The agriculture ministry in August 2011 issued a notice asking export companies to submit samples for testing before shipping besides performing their own regular tests on the input.
But nearly two years later, the measure has not been well received with exporters blaming the problem on farmers, according to a recent report in the Thoi bao Kinh te Saigon.
The companies say testing samples will not help improve seafood quality and hygiene, and that they do not want be the one fixing the problems created at seafood farms.
Figures from the ministry show that Vietnam has been leading the blacklist for poor quality seafood exporter to the EU, Japan and Canada for the past three years, compared to other exporters like Indonesia, China and Thailand.
In the last three years, the EU found 112 shipments from Vietnam with violations of antibiotic residues and other chemicals, while Japan listed 317.
Nguyen Hai Trieu, director of Gio Moi Seafood, an exporter in Ho Chi Minh City, cited these figures to show the ministry is barking up the wrong tree.
Trieu said the complaints are not about unhygienic processing at factories, but about the materials used by farmers.
"The regulation only taps the top of the problem," he said, adding that in order to be licensed to export seafood to big markets like Japan or the EU, companies already need to equip themselves with machines to analyze and control hygiene risks when processing.
Trieu said Japan has returned many shrimp shipments from Vietnam due to high residues of Ethoxyquin, an antioxidant used as a food preservative, and Trifluralin which is a pre-emergence herbicide, both coming from animal feed.
Phan Thanh Chien, general director of Hai Viet, a seafood exporter in the southern beach town of Vung Tau, also expressed unhappiness that the regulation targets exporters.
Chien said his company does not produce antibiotics, for example, or add them to the products, but had to spend VND9 billion (US$427,860) on quality checks last year, one-third of it on tests conducted by the ministry.
Chien said given the global competition, "the government should have helped with reducing our expenses."
Other members of the Vietnam Association of Seafood Exporters and Processors also say the ministry is creating more red tape that affects their competitiveness.
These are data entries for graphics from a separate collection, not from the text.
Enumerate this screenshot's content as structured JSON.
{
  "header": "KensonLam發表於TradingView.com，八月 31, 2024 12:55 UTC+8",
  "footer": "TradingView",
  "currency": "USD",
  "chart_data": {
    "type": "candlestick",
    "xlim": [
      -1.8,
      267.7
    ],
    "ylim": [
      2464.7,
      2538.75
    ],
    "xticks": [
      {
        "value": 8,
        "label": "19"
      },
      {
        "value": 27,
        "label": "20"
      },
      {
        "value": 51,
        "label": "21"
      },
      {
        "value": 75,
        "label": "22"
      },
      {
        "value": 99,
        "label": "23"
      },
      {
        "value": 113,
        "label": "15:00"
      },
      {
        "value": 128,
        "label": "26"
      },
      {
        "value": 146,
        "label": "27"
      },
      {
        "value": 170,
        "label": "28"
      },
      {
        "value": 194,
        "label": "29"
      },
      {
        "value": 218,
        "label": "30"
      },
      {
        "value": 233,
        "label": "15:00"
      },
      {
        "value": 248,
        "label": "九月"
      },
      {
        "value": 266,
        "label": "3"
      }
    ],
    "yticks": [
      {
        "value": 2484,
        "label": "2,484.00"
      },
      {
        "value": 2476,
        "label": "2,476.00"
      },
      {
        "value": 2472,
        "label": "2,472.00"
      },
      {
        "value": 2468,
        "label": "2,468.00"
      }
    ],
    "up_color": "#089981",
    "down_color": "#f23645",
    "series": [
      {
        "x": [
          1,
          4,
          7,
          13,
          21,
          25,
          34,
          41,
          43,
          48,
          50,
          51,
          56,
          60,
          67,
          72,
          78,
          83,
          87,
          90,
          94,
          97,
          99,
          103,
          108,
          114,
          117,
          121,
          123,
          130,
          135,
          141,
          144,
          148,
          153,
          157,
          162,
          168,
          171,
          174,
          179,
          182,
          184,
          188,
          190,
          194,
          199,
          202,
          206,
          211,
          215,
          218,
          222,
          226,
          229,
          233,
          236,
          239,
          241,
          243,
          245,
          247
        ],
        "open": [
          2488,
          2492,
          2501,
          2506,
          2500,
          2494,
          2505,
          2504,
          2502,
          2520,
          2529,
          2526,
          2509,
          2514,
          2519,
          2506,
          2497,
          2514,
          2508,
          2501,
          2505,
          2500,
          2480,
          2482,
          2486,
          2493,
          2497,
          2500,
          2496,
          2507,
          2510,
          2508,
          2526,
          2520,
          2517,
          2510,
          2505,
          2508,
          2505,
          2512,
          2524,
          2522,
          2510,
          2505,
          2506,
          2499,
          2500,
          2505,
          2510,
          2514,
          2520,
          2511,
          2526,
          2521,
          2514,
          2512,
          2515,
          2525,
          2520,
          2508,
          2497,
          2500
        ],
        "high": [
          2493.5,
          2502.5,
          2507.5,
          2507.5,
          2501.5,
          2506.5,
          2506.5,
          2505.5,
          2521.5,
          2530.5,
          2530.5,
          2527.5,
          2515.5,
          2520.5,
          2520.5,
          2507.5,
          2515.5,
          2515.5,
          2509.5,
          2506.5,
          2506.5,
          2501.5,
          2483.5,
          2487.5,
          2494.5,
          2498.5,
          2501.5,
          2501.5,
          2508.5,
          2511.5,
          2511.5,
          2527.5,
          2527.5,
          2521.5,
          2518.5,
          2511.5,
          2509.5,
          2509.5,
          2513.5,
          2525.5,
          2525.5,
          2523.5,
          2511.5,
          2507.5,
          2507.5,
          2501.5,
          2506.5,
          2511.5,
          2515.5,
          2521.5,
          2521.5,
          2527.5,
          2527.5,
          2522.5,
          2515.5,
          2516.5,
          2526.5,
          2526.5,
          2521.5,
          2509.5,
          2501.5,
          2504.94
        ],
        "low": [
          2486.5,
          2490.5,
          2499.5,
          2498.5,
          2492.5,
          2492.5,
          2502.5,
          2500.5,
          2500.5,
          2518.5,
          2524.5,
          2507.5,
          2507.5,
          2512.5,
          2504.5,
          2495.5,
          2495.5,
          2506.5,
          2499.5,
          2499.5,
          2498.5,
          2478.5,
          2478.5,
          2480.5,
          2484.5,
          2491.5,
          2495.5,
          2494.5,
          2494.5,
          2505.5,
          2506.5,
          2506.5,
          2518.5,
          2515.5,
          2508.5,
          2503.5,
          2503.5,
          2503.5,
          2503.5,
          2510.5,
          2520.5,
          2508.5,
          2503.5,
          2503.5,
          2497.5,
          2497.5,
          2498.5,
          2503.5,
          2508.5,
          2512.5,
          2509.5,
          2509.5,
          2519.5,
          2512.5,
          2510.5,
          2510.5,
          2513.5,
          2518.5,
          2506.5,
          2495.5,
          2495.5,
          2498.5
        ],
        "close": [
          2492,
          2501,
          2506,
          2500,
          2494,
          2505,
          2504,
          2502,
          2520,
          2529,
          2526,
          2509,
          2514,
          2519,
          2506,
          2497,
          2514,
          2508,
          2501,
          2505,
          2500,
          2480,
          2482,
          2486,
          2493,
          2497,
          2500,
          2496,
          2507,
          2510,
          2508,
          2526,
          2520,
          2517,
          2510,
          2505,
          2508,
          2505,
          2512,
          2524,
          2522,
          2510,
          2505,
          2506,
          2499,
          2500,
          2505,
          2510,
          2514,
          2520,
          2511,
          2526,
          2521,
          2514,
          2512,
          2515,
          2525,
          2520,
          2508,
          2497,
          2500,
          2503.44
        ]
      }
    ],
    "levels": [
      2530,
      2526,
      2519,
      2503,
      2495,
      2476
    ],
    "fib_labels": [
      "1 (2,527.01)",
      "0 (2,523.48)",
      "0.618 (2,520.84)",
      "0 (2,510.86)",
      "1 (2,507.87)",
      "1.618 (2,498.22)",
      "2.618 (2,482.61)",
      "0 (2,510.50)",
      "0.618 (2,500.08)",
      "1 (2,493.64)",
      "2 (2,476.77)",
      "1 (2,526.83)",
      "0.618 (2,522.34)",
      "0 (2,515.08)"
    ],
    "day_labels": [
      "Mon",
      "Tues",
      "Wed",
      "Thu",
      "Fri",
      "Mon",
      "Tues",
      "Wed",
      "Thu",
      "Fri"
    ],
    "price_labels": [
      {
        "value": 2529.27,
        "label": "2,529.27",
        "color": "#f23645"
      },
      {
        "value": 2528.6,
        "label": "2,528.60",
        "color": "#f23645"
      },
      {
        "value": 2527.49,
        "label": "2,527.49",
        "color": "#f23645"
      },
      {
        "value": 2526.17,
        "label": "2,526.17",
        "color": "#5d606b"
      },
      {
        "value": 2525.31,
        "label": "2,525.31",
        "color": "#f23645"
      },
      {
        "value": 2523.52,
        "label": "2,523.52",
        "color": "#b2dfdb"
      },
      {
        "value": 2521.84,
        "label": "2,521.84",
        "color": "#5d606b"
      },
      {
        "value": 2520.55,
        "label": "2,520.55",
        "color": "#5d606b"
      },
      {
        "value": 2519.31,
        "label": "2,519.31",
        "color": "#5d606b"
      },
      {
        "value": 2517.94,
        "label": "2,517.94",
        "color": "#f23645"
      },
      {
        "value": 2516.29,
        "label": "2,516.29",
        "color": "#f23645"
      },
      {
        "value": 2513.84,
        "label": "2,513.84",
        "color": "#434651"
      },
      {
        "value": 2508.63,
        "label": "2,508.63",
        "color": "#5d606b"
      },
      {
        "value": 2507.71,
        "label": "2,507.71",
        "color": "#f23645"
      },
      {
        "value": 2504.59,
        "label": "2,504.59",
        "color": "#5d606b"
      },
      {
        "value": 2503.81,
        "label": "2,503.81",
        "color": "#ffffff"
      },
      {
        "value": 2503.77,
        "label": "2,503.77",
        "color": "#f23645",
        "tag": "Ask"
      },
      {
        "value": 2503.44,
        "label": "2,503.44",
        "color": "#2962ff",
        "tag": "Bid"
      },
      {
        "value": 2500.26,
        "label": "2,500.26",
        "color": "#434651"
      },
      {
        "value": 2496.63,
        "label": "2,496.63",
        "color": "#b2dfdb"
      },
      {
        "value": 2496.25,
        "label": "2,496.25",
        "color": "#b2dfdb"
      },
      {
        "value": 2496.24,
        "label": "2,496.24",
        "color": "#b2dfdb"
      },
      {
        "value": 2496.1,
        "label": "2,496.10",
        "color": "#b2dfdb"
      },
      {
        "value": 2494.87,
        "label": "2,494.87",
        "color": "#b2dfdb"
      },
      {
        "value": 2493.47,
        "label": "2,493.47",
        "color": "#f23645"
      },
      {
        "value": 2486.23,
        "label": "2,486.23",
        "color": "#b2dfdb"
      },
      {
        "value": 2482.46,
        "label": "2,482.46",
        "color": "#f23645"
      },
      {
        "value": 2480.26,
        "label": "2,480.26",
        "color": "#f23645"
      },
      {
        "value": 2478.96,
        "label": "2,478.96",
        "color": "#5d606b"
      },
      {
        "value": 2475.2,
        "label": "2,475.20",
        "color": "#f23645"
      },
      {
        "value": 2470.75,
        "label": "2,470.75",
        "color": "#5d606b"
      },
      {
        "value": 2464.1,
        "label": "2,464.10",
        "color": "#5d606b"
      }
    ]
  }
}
Nguyen Huu Dung, vice chairman of the association, said he supported the idea from the beginning, but businesses were not given many chances to discuss the measure before it was implemented.
The regulations were drafted by the ministry's National Agro-Forestry-Fisheries Quality Assurance Department (Nafiqad), the country's only agency monitoring and granting licenses for seafood imports and exports.
Dung said the regulations heavily affected the seafood industry, which is a major foreign currency earner, but Nafiqad only gave companies one week to comment on them and discussions lasted just over an hour. He noted that the department had spent more than 18 months writing the regulations, studying similar regulations in other countries.
Nguyen Nhu Tiep, head of the department, said he did not personally decide on the necessity of the tests or the number of tests that need to be done. He had ordered them based on foreign customers' demands.
"As long as a company's shipments show improvement, I would reduce the tests required on its other products," Tiep said.
But former deputy agriculture minister Nguyen Thi Hong Minh also said focusing on the exporters is not effective management.
"The processing stage at companies is pretty alright now, so I think the ministry should shift its focus to fishing and farming activities to solve the problem at its root," Minh told Thoi bao Kinh te Saigon.
She said that when she was still in office in 2007, the ministry had received support from many Danish government projects to train farmers breeding fish to adopt safety practices.
The projects organized farmers into cooperatives and thus made it easy to supervise them, she said.
"But now after many years, I look at it and see that things have gone back to the situation where farmers breed whatever they want, and use whatever animal feed and chemicals they want."